The Eighth District's 1941 configuration remained in place for ten elections. Hoeven won every one. When the 1960 census cut Iowa's House delegation to seven members, the former Eighth District became the western end of the new Sixth District, which in 1962 elected Hoeven to his eleventh and final term in the House.

== List of members representing the district ==

| Member (Residence) | Party | Term | Cong ress | Electoral history |
District created March 4, 1873
| James W. McDill (Afton) | Republican | March 4, 1873 – March 3, 1877 | 43rd 44th | Elected in 1872. Re-elected in 1874. Retired. |
| William F. Sapp (Council Bluffs) | Republican | March 4, 1877 – March 3, 1881 | 45th 46th | Elected in 1876. Re-elected in 1878. Lost renomination. |
| William P. Hepburn (Clarinda) | Republican | March 4, 1881 – March 3, 1887 | 47th 48th 49th | Elected in 1880. Re-elected in 1882. Re-elected in 1884. Lost re-election. |
| Albert R. Anderson (Sidney) | Independent Republican | March 4, 1887 – March 3, 1889 | 50th | Elected in 1886. Lost re-election. |
| James P. Flick (Bedford) | Republican | March 4, 1889 – March 3, 1893 | 51st 52nd | Elected in 1888. Re-elected in 1890. Retired. |
| William P. Hepburn (Clarinda) | Republican | March 4, 1893 – March 3, 1909 | 53rd 54th 55th 56th 57th 58th 59th 60th | Elected in 1892. Re-elected in 1894. Re-elected in 1896. Re-elected in 1898. Re-elected in 1900. Re-elected in 1902. Re-elected in 1904. Re-elected in 1906. Lost re-election. |
| William D. Jamieson (Shenandoah) | Democratic | March 4, 1909 – March 3, 1911 | 61st | Elected in 1908. Retired. |
| Horace M. Towner (Corning) | Republican | March 4, 1911 – April 1, 1923 | 62nd 63rd 64th 65th 66th 67th 68th | Elected in 1910. Re-elected in 1912. Re-elected in 1914. Re-elected in 1916. Re-elected in 1918. Re-elected in 1920. Re-elected in 1922. Resigned to become Governor of Puerto Rico. |
| Vacant |  | April 1, 1923 – June 4, 1923 | 68th |  |
| Hiram K. Evans (Corydon) | Republican | June 4, 1923 – March 3, 1925 | Elected to finish Towner's term.
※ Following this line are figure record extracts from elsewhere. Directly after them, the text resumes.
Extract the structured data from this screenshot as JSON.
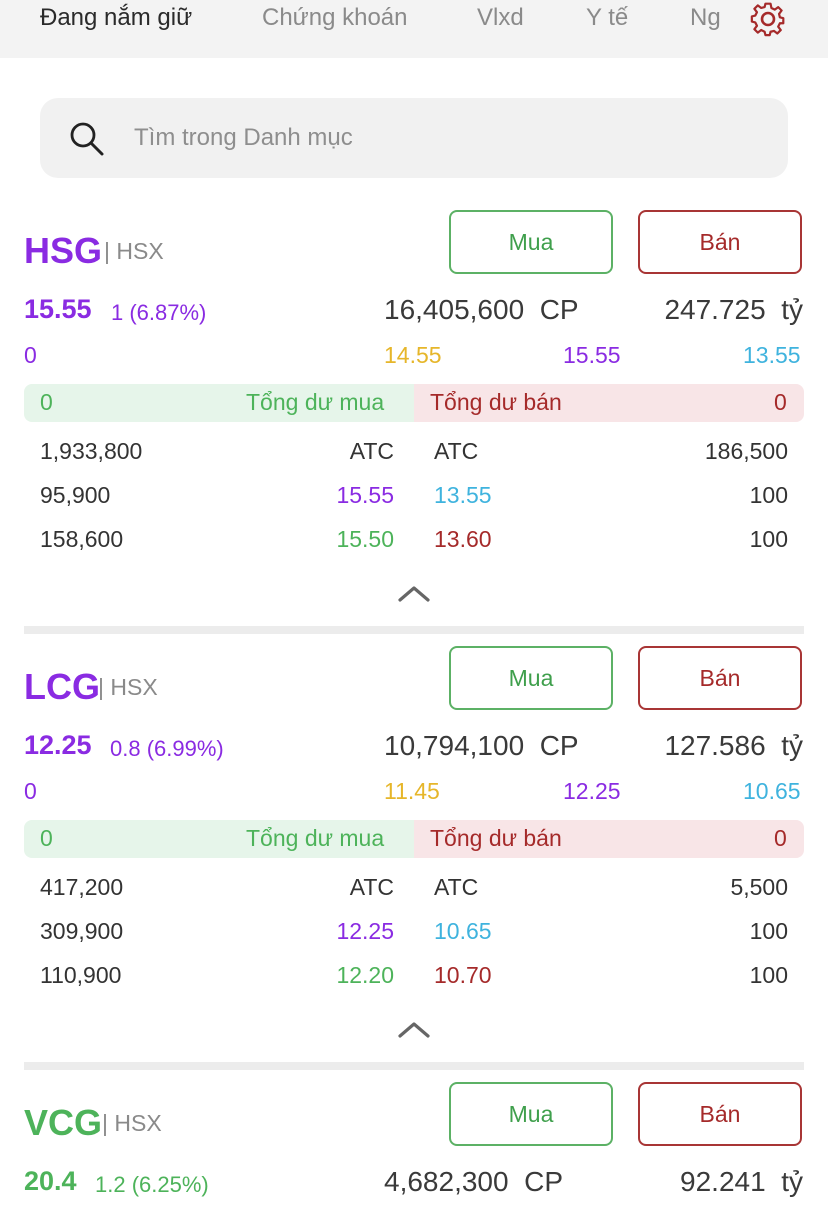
{
  "tabs": [
    "Đang nắm giữ",
    "Chứng khoán",
    "Vlxd",
    "Y tế",
    "Ng"
  ],
  "search": {
    "placeholder": "Tìm trong Danh mục"
  },
  "colors": {
    "ceiling": "#8a2be2",
    "up": "#4db35a",
    "ref": "#e6b62a",
    "floor": "#3fb3de",
    "down": "#a52a2a"
  },
  "stocks": [
    {
      "ticker": "HSG",
      "exchange": "| HSX",
      "buy_label": "Mua",
      "sell_label": "Bán",
      "price": "15.55",
      "change": "1 (6.87%)",
      "volume": "16,405,600",
      "vol_unit": "CP",
      "value": "247.725",
      "value_unit": "tỷ",
      "r0": "0",
      "ref": "14.55",
      "ceiling": "15.55",
      "floor": "13.55",
      "sum_buy_val": "0",
      "sum_buy_label": "Tổng dư mua",
      "sum_sell_label": "Tổng dư bán",
      "sum_sell_val": "0",
      "orders": [
        {
          "bvol": "1,933,800",
          "bprice": "ATC",
          "sprice": "ATC",
          "svol": "186,500"
        },
        {
          "bvol": "95,900",
          "bprice": "15.55",
          "sprice": "13.55",
          "svol": "100"
        },
        {
          "bvol": "158,600",
          "bprice": "15.50",
          "sprice": "13.60",
          "svol": "100"
        }
      ]
    },
    {
      "ticker": "LCG",
      "exchange": "| HSX",
      "buy_label": "Mua",
      "sell_label": "Bán",
      "price": "12.25",
      "change": "0.8 (6.99%)",
      "volume": "10,794,100",
      "vol_unit": "CP",
      "value": "127.586",
      "value_unit": "tỷ",
      "r0": "0",
      "ref": "11.45",
      "ceiling": "12.25",
      "floor": "10.65",
      "sum_buy_val": "0",
      "sum_buy_label": "Tổng dư mua",
      "sum_sell_label": "Tổng dư bán",
      "sum_sell_val": "0",
      "orders": [
        {
          "bvol": "417,200",
          "bprice": "ATC",
          "sprice": "ATC",
          "svol": "5,500"
        },
        {
          "bvol": "309,900",
          "bprice": "12.25",
          "sprice": "10.65",
          "svol": "100"
        },
        {
          "bvol": "110,900",
          "bprice": "12.20",
          "sprice": "10.70",
          "svol": "100"
        }
      ]
    },
    {
      "ticker": "VCG",
      "exchange": "| HSX",
      "buy_label": "Mua",
      "sell_label": "Bán",
      "price": "20.4",
      "change": "1.2 (6.25%)",
      "volume": "4,682,300",
      "vol_unit": "CP",
      "value": "92.241",
      "value_unit": "tỷ"
    }
  ]
}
Retired. |
| Lloyd Thurston (Osceola) | Republican | March 4, 1925 – March 3, 1933 | 69th 70th 71st 72nd | Elected in 1924. Re-elected in 1926. Re-elected in 1928. Re-elected in 1930. Redistricted to the 5th district. |
| Fred C. Gilchrist (Laurens) | Republican | March 4, 1933 – January 3, 1943 | 73rd 74th 75th 76th 77th | Redistricted from the 10th district and re-elected in 1932. Re-elected in 1934. Re-elected in 1936. Re-elected in 1938. Re-elected in 1940. Redistricted to the 6th district. |
| Charles B. Hoeven (Alton) | Republican | January 3, 1943 – January 3, 1963 | 78th 79th 80th 81st 82nd 83rd 84th 85th 86th 87th | Elected in 1942. Re-elected in 1944. Re-elected in 1946. Re-elected in 1948. Re-elected in 1950. Re-elected in 1952. Re-elected in 1954. Re-elected in 1956. Re-elected in 1958. Re-elected in 1960. Redistricted to the 6th district. |
District eliminated January 3, 1963

The district was eliminated as a result of the 1960 census. The district added Calhoun, Pocahantas, Palo Alto, Emmet, Kossuth, and Humboldt counties and was renamed the 6th district.